The Make-It Project and Computational Synthesis of Organic Compounds

Mario LatendresseArtificial Intelligence Center[Home Page]

Date:  Thursday, January 26th 2017 at 4:00pm

Location:  EK255 (SRI E building)  (Directions)

Webex: 

Slides (SRI Wiki access required):

https://wiki.sri.com/download/attachments/4919820/Mario%20Latendresse%20-%20Make%20It%20-%2026%20January%202017.ppt?version=1&modificationDate=1489786296958&api=v2
   Abstract

The collaborative Make-It Project involves researchers from several SRI departments, including the Artificial Research Center. It is a competitive research project sponsored by DARPA (Defense Advanced Research Projects Agency) with the overall goal of designing hardware and software allowing chemists to be more productive in exploring new chemical routes to produce organic compounds and reproducing them on demand. The overall goal has three major components : a chemical flow reactor (hardware), an application to monitor it, and an application to suggest new chemical routes to produce the desired target compounds. This presentation focuses on the approach taken for the third component by the Make-It team, which we call SynRoute.

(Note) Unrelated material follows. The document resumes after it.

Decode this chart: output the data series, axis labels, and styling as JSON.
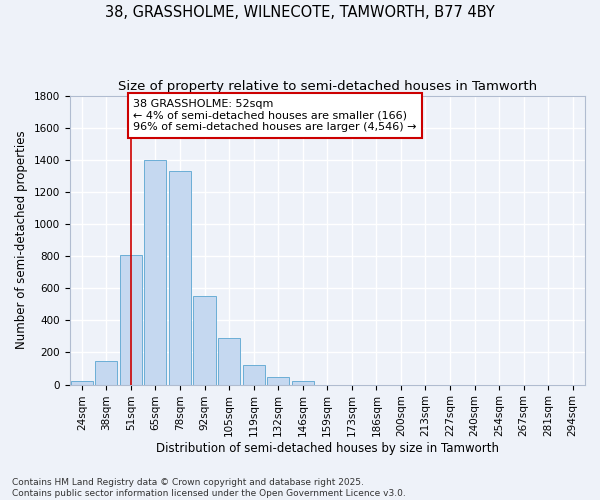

Despite many efforts, there is no well-established application that can suggest effective and workable new chemical synthesis routes. We present two of these efforts and point out their shortcomings. The approach taken in SynRoute combines 1) a large database of experimentally verified chemical reactions; 2) a small set of generic chemical transformations to create reactions that do not exist in that database; 3) an efficient algorithm to find optimal routes to produce a target compound given the large database supplemented with created reactions tailored for the target compound. A machine learning approach will be used to limit the number of created reactions, because the generic transformations, by themselves, can generate a large number of unworkable chemical reactions.